The Federal Inland Revenue Service (FIRS) says Nigeria’s tax-to-GDP ratio rose from six per cent to 10.86 per cent by the end of 2021.
This is contained in a statement issued on in Abuja by Mr Johannes Wojuola, Special Assistant on Media and Communication to the Executive Chairman of FIRS, Mr Muhammad Nami.
Nami was quoted as saying that the new ratio was communicated to FIRS by the Statistician-General of the Federation, Prince Adeyemi Adeniran, on May 25.
Nami said that the figure followed a joint review by the Nigerian Bureau of Statistics (NBS), in collaboration with the Federal Ministry of Finance and the FIRS, using data from 2010 to 2021.
Tax-to-GDP ratio is a measure of a nation’s tax revenue relative to the size of her economy as measured by Gross Domestic Product (GDP).
The ratio is a useful tool for assessing a country’s tax system and highlighting its tax potentials relative to the size of the economy.
Nami, explained that sources which previously computed Nigeria’s tax-to-GDP ratio at between five per cent and six per cent did not consider tax revenue accruing to other government agencies.
“Particularly, revenues collected by agencies other than the FIRS, Customs and States Internal Revenue Service were excluded.
“This situation was peculiar to Nigeria as most other countries operate harmonised tax system with single-point tax revenue reporting.
“As such, all relevant tax revenues are included in the computation of the tax-to-GDP ratio.
“Nigeria’s tax-to-GDP ratio, which in the last 12 years, hovered between five per cent to six per cent rose to 10.86 per cent by the end of 2021.
“The revision took into account revenue items hitherto not previously included in the computations; particularly, relevant revenue collected by other agencies of government,’’ Nami said.
He further said that to correctly state the tax-to-GDP ratio, the FIRS initiated a review and re-computation of the ratio for 2010 to 2021.
“In recomputing the ratio, key indicators that were previously left out were taken into account.
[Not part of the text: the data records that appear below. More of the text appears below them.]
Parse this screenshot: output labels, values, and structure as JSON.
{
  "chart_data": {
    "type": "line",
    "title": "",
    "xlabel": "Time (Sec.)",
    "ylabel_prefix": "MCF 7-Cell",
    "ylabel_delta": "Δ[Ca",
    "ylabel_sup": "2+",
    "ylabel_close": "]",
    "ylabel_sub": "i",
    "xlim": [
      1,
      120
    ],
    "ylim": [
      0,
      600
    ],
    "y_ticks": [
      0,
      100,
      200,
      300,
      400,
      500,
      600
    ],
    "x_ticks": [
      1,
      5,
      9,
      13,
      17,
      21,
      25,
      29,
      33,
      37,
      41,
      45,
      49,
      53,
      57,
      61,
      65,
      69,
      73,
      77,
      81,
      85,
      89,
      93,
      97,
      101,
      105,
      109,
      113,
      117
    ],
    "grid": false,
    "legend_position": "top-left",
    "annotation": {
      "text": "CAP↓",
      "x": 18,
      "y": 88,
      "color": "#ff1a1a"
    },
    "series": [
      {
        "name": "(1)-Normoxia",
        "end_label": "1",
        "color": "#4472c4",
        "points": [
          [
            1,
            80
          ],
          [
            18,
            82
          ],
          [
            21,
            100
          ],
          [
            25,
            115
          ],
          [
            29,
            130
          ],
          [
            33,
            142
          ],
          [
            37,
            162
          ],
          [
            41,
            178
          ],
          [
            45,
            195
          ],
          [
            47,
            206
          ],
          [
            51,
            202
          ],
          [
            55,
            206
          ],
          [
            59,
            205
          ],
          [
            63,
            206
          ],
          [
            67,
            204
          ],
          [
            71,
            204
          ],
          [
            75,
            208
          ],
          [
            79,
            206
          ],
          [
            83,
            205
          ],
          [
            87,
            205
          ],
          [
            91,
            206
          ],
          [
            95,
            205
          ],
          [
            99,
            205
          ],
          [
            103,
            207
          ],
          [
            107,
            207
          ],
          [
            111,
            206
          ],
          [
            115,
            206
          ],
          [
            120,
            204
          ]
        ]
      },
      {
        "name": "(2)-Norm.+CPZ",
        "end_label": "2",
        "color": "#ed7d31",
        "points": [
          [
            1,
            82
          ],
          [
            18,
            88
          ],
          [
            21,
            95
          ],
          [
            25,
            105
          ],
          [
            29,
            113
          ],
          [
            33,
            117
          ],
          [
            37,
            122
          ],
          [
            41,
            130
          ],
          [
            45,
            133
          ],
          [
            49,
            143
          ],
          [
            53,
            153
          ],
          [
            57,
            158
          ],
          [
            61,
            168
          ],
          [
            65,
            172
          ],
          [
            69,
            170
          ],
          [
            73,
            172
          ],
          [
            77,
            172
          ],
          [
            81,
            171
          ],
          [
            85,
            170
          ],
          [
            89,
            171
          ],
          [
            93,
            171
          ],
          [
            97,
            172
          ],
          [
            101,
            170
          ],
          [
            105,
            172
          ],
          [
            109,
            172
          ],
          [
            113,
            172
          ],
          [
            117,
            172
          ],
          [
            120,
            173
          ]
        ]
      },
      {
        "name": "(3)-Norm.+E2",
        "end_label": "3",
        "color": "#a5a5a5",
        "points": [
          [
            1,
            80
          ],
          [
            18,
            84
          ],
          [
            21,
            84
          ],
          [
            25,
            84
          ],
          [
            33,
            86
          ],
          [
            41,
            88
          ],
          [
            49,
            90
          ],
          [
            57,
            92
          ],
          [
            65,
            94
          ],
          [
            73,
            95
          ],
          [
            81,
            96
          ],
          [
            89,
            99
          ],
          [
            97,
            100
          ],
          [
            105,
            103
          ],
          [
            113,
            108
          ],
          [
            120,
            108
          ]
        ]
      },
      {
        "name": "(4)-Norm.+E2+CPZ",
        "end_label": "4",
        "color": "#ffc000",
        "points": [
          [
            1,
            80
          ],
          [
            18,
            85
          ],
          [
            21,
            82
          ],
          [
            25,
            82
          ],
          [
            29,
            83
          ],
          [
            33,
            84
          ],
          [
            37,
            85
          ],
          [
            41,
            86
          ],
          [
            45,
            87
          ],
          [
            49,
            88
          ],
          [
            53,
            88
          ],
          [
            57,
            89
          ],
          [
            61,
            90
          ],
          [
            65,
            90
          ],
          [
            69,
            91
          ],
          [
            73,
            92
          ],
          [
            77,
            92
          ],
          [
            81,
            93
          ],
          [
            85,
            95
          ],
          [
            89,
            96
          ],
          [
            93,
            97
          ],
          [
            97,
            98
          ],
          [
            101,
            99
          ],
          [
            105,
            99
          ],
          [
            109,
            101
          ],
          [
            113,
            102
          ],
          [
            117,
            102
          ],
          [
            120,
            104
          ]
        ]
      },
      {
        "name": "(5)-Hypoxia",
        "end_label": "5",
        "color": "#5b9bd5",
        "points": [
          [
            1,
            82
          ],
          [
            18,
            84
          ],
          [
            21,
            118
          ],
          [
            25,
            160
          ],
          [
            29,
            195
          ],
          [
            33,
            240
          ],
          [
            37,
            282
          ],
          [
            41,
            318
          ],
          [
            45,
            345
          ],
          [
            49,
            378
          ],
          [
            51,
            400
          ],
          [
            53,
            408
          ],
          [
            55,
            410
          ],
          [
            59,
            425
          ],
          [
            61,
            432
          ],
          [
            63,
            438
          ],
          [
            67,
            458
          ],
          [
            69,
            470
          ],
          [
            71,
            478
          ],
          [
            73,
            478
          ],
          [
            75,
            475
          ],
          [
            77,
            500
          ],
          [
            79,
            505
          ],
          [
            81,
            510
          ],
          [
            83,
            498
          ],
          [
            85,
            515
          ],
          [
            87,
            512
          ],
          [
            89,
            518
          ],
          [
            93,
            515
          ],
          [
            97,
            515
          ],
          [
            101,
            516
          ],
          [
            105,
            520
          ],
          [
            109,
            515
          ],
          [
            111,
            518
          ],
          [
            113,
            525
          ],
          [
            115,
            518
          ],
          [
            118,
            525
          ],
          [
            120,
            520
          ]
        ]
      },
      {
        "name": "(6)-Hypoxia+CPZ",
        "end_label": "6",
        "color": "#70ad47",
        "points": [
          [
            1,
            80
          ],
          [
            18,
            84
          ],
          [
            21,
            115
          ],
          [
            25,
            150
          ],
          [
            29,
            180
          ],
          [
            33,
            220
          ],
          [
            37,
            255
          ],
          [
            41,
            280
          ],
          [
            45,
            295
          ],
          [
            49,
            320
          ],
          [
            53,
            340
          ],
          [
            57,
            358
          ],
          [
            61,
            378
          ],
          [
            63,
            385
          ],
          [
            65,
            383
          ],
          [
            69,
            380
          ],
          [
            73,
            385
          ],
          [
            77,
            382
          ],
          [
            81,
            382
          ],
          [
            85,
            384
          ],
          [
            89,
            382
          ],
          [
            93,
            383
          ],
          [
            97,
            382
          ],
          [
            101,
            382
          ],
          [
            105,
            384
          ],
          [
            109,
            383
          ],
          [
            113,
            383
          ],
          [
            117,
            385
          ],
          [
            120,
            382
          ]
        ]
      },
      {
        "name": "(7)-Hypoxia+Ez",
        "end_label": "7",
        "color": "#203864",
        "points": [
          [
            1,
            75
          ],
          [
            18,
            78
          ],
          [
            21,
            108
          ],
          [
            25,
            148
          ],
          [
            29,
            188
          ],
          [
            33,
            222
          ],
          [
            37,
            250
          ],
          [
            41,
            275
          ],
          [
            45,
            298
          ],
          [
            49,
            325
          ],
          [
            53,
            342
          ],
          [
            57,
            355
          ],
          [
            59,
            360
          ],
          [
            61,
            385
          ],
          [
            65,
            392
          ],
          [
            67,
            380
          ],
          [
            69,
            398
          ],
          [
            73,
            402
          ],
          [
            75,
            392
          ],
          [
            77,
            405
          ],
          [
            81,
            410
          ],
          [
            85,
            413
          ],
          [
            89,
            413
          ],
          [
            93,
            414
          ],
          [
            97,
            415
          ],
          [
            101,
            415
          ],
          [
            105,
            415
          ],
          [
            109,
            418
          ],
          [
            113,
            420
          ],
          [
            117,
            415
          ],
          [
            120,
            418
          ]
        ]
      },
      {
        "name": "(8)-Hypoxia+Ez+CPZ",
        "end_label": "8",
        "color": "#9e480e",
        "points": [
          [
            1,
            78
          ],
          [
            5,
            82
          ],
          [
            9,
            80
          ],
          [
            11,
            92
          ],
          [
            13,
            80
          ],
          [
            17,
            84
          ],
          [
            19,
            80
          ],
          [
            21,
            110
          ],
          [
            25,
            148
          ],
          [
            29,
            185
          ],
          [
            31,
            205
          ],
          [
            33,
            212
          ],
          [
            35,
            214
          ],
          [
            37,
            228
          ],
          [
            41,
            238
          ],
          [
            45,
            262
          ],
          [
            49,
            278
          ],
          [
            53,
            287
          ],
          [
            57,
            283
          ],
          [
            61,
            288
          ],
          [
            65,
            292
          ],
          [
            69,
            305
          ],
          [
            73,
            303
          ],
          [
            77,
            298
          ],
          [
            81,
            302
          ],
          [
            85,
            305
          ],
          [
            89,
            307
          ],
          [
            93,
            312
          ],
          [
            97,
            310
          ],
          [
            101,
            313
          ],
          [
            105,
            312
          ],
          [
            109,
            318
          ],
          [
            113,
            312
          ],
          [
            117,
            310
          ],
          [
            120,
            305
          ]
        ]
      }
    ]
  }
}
This resulted into a revised tax-to-GDP ratio of 10.86 per cent for 2021 as against six per cent hitherto reported,” the FIRS boss said.
He said that that Nigeria’s tax-to-GDP ratio should be higher than 10.86 per cent but for certain economic and fiscal policy factors, including tax waivers and leakages occasioned by the country’s fragmented tax system.
“It is important to note that the tax-to-GDP ratio for Nigeria should be higher, but for the impact of tax waivers contained in our various tax laws including exemptions to Micro, Small and Medium Enterprises brought in by Finance Act, 2019.
“Others are low tax morale, leakages occasioned by the country’s fragmented tax system and the impact of the rebasing of the GDP in 2014,” he said.
Nami urged the government to consider reviewing its policies on tax waivers thereby guarantying increased revenue to prosecute its programmes and positively move the needle of the country’s tax-to-GDP ratio.